11 gennaio 2016 / 16:43 / 2 anni fa

Camera approva riforma costituzionale, tra 3 mesi voto finale

ROMA (Reuters) - La Camera ha approvato oggi la riforma costituzionale fortemente voluta dal governo di Matteo Renzi, che mette fine al bicameralismo perfetto, riduce i poteri di Palazzo Madama e, almeno in parte, quelli delle Regioni.

Il ministro delle Riforme, Maria Elena Boschi, alla Camera. REUTERS/Remo Casilli

Il disegno di legge firmato dal ministro delle Riforme Maria Elena Boschi è stato approvato con 367 sì e 194 no.

Il ddl ora dovrà essere approvato nuovamente fra almeno tre mesi da entrambi i rami del Parlamento, con la maggioranza assoluta. In ottobre dovrebbe tenersi poi il referendum confermativo, come annunciato dal governo. Il premier Matteo Renzi ha avvertito che in caso di bocciatura alle urne del testo (che ha definito più volte la “madre di tutte le riforme”) considererebbe finita la propria esperienza politica.

L‘obiettivo della riforma è principalmente quello di aumentare i poteri del governo centrale e di accelerare l‘iter delle sue decisioni, mettendo fine al “bicameralismo perfetto” ed alla possibilità per il Senato di votare la fiducia all‘esecutivo.

La revisione del titolo V della seconda parte della Costituzione toglie alcuni poteri alle Regioni - in particolare sull‘energia, le grandi infrastrutture e il turismo - e li ridà allo Stato, invertendo almeno in parte la spinta federalista degli anni passati. Si tiene aperta la possibilità di concedere alcuni poteri alle Regioni “virtuose” in tema di bilancio.

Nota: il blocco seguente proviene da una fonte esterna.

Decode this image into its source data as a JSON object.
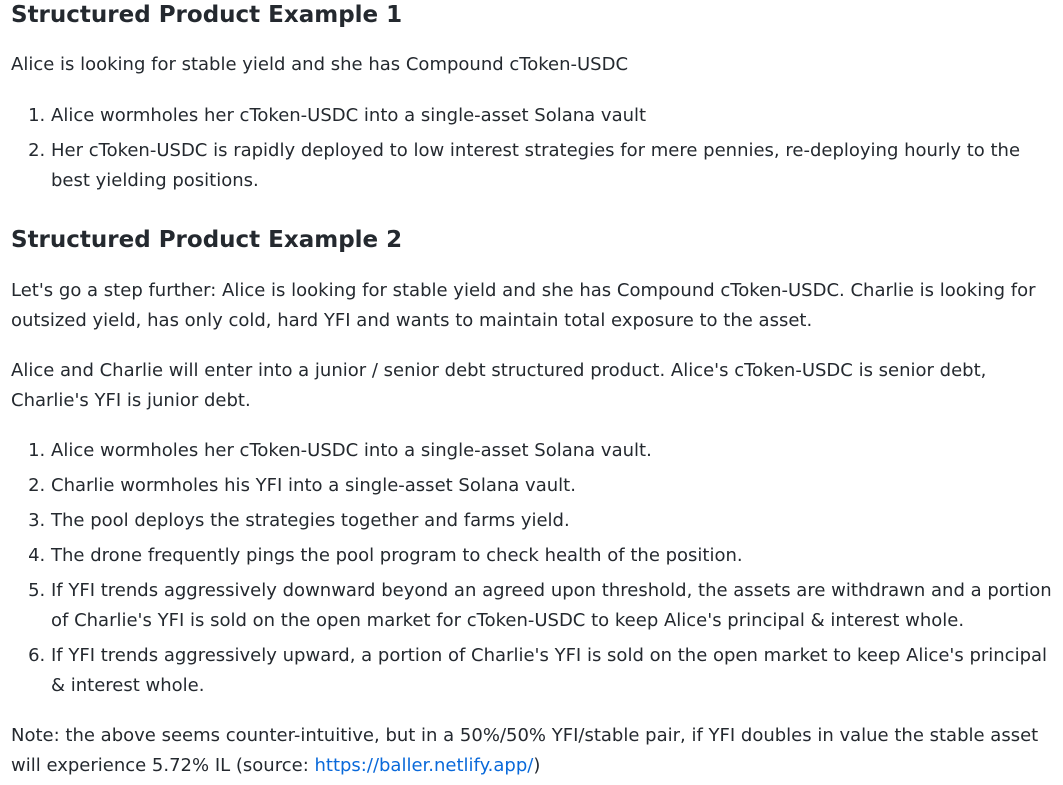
{
  "section1": {
    "heading": "Structured Product Example 1",
    "intro": "Alice is looking for stable yield and she has Compound cToken-USDC",
    "steps": [
      "Alice wormholes her cToken-USDC into a single-asset Solana vault",
      "Her cToken-USDC is rapidly deployed to low interest strategies for mere pennies, re-deploying hourly to the best yielding positions."
    ]
  },
  "section2": {
    "heading": "Structured Product Example 2",
    "intro": "Let's go a step further: Alice is looking for stable yield and she has Compound cToken-USDC. Charlie is looking for outsized yield, has only cold, hard YFI and wants to maintain total exposure to the asset.",
    "description": "Alice and Charlie will enter into a junior / senior debt structured product. Alice's cToken-USDC is senior debt, Charlie's YFI is junior debt.",
    "steps": [
      "Alice wormholes her cToken-USDC into a single-asset Solana vault.",
      "Charlie wormholes his YFI into a single-asset Solana vault.",
      "The pool deploys the strategies together and farms yield.",
      "The drone frequently pings the pool program to check health of the position.",
      "If YFI trends aggressively downward beyond an agreed upon threshold, the assets are withdrawn and a portion of Charlie's YFI is sold on the open market for cToken-USDC to keep Alice's principal & interest whole.",
      "If YFI trends aggressively upward, a portion of Charlie's YFI is sold on the open market to keep Alice's principal & interest whole."
    ],
    "note": {
      "text": "Note: the above seems counter-intuitive, but in a 50%/50% YFI/stable pair, if YFI doubles in value the stable asset will experience 5.72% IL (source: ",
      "link_text": "https://baller.netlify.app/",
      "link_href": "https://baller.netlify.app/",
      "suffix": ")"
    }
  }
}
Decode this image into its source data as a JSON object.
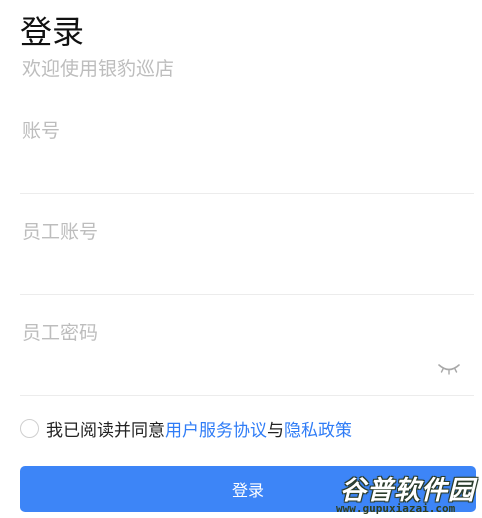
{
  "header": {
    "title": "登录",
    "subtitle": "欢迎使用银豹巡店"
  },
  "form": {
    "account_placeholder": "账号",
    "employee_placeholder": "员工账号",
    "password_placeholder": "员工密码",
    "password_toggle_icon": "eye-closed-icon"
  },
  "agreement": {
    "prefix": "我已阅读并同意",
    "terms_link": "用户服务协议",
    "connector": "与",
    "privacy_link": "隐私政策"
  },
  "login_button": {
    "label": "登录"
  },
  "watermark": {
    "brand": "谷普软件园",
    "url": "www.gupuxiazai.com"
  },
  "colors": {
    "primary": "#3d85f7",
    "link": "#2f7cf6",
    "placeholder": "#bdbdbd"
  }
}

Il nuovo Senato - composto da 100 senatori, di cui 5 di nomina presidenziale, contro i 315 attuali più quelli a vita - non voterà più la fiducia al governo e avrà competenza solo su una parte delle leggi, con una prevedibile riduzione dei tempi necessari a varare provvedimenti.

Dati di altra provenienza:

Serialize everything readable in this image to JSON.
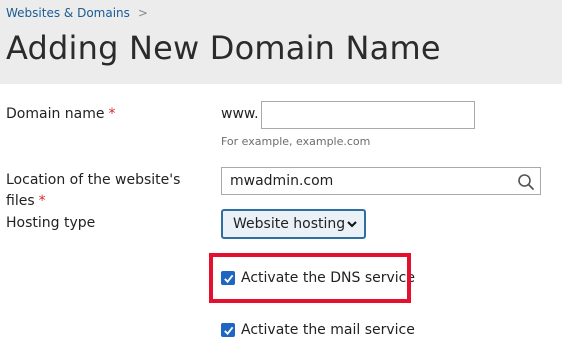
{
  "breadcrumb": {
    "items": [
      "Websites & Domains"
    ],
    "separator": ">"
  },
  "page_title": "Adding New Domain Name",
  "form": {
    "domain": {
      "label": "Domain name",
      "required_mark": "*",
      "prefix": "www.",
      "value": "",
      "hint": "For example, example.com"
    },
    "location": {
      "label_line1": "Location of the website's",
      "label_line2": "files",
      "required_mark": "*",
      "value": "mwadmin.com"
    },
    "hosting_type": {
      "label": "Hosting type",
      "selected": "Website hosting"
    },
    "checkboxes": [
      {
        "label": "Activate the DNS service",
        "checked": true,
        "highlighted": true
      },
      {
        "label": "Activate the mail service",
        "checked": true,
        "highlighted": false
      }
    ]
  },
  "colors": {
    "header_bg": "#ececec",
    "link": "#1a5b93",
    "required": "#d02b2b",
    "checkbox": "#1f66c2",
    "highlight_box": "#e5102d",
    "select_border": "#2f6e9e"
  },
  "icons": [
    "search-icon",
    "chevron-down-icon",
    "checkmark-icon",
    "breadcrumb-chevron-icon"
  ]
}
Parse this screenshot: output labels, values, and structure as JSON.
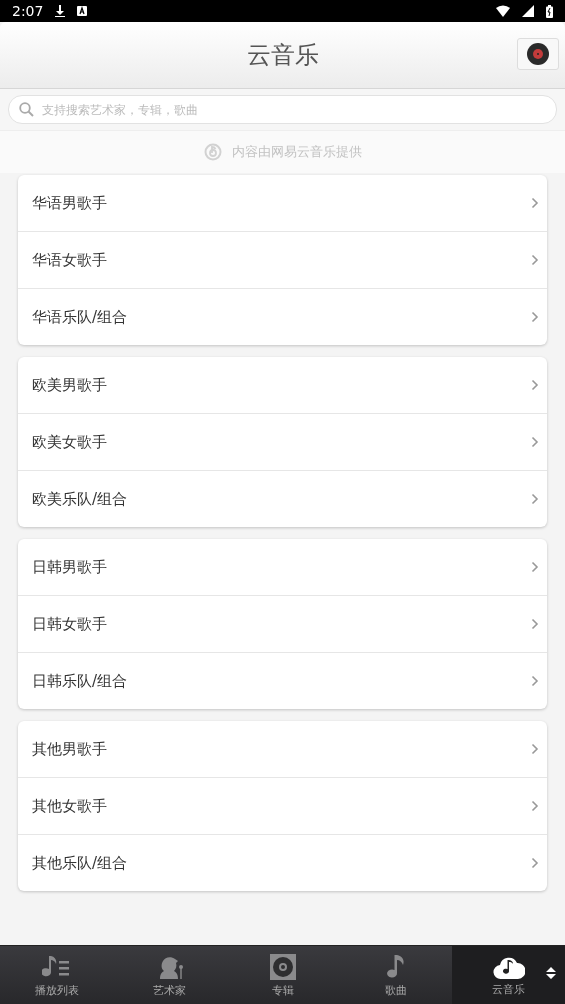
{
  "status_bar": {
    "time": "2:07"
  },
  "header": {
    "title": "云音乐"
  },
  "search": {
    "placeholder": "支持搜索艺术家，专辑，歌曲"
  },
  "credit": "内容由网易云音乐提供",
  "groups": [
    {
      "items": [
        "华语男歌手",
        "华语女歌手",
        "华语乐队/组合"
      ]
    },
    {
      "items": [
        "欧美男歌手",
        "欧美女歌手",
        "欧美乐队/组合"
      ]
    },
    {
      "items": [
        "日韩男歌手",
        "日韩女歌手",
        "日韩乐队/组合"
      ]
    },
    {
      "items": [
        "其他男歌手",
        "其他女歌手",
        "其他乐队/组合"
      ]
    }
  ],
  "tabs": [
    {
      "label": "播放列表",
      "kind": "playlist",
      "selected": false
    },
    {
      "label": "艺术家",
      "kind": "artist",
      "selected": false
    },
    {
      "label": "专辑",
      "kind": "album",
      "selected": false
    },
    {
      "label": "歌曲",
      "kind": "song",
      "selected": false
    },
    {
      "label": "云音乐",
      "kind": "cloud",
      "selected": true
    }
  ]
}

Il ddl elimina definitivamente le province e il Consiglio nazionale dell‘economia e del lavoro (Cnel), modifica l‘istituto del referendum (introduce una nuova soglia di 800.000 firme per quelli abrogativi e prevede quelli propositivi).

Il presidente della Repubblica sarà eletto dalle Camere riunite senza i delegati regionali, e dalla settima votazione basteranno per eleggerlo i tre quinti dei votanti.

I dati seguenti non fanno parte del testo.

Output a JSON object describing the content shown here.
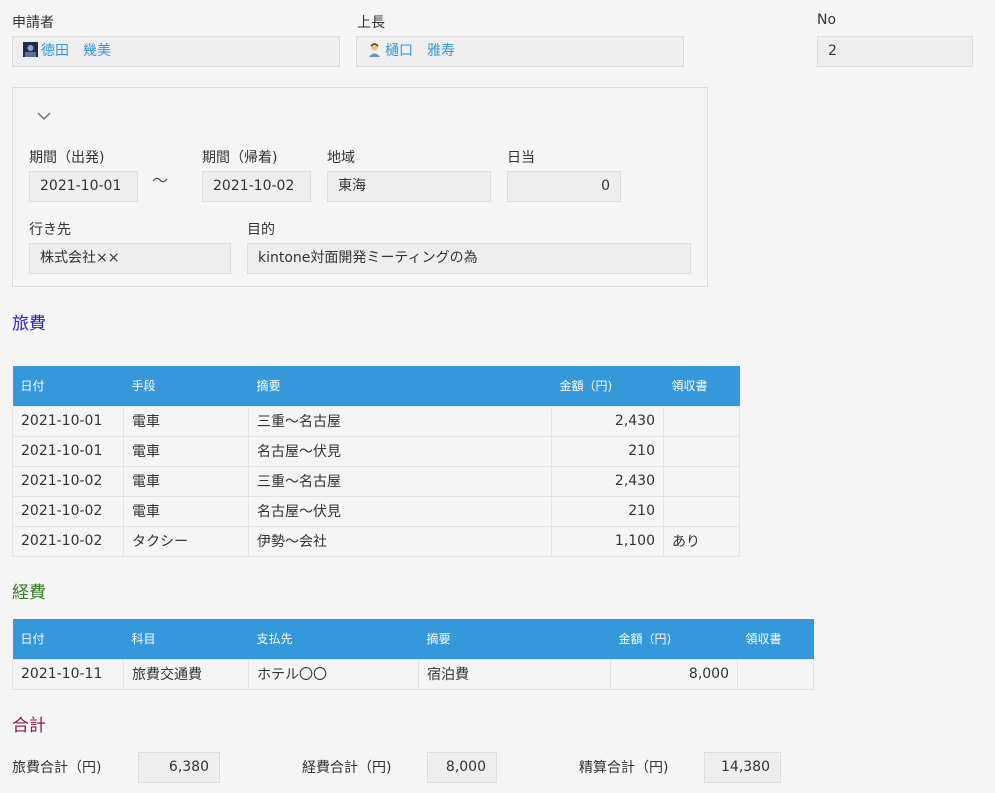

Si tratta della terza riforma costituzionale all‘esame del Parlamento in 15 anni. Quella approvata nel 2001 dal centrosinistra introdusse nella Carta il federalismo regionale. Quella del centrodestra, che ampliava i poteri delle Regioni e introduceva il premierato, oltre a istituire il Senato federale, fu invece bocciata nel 2006 dal referendum confermativo.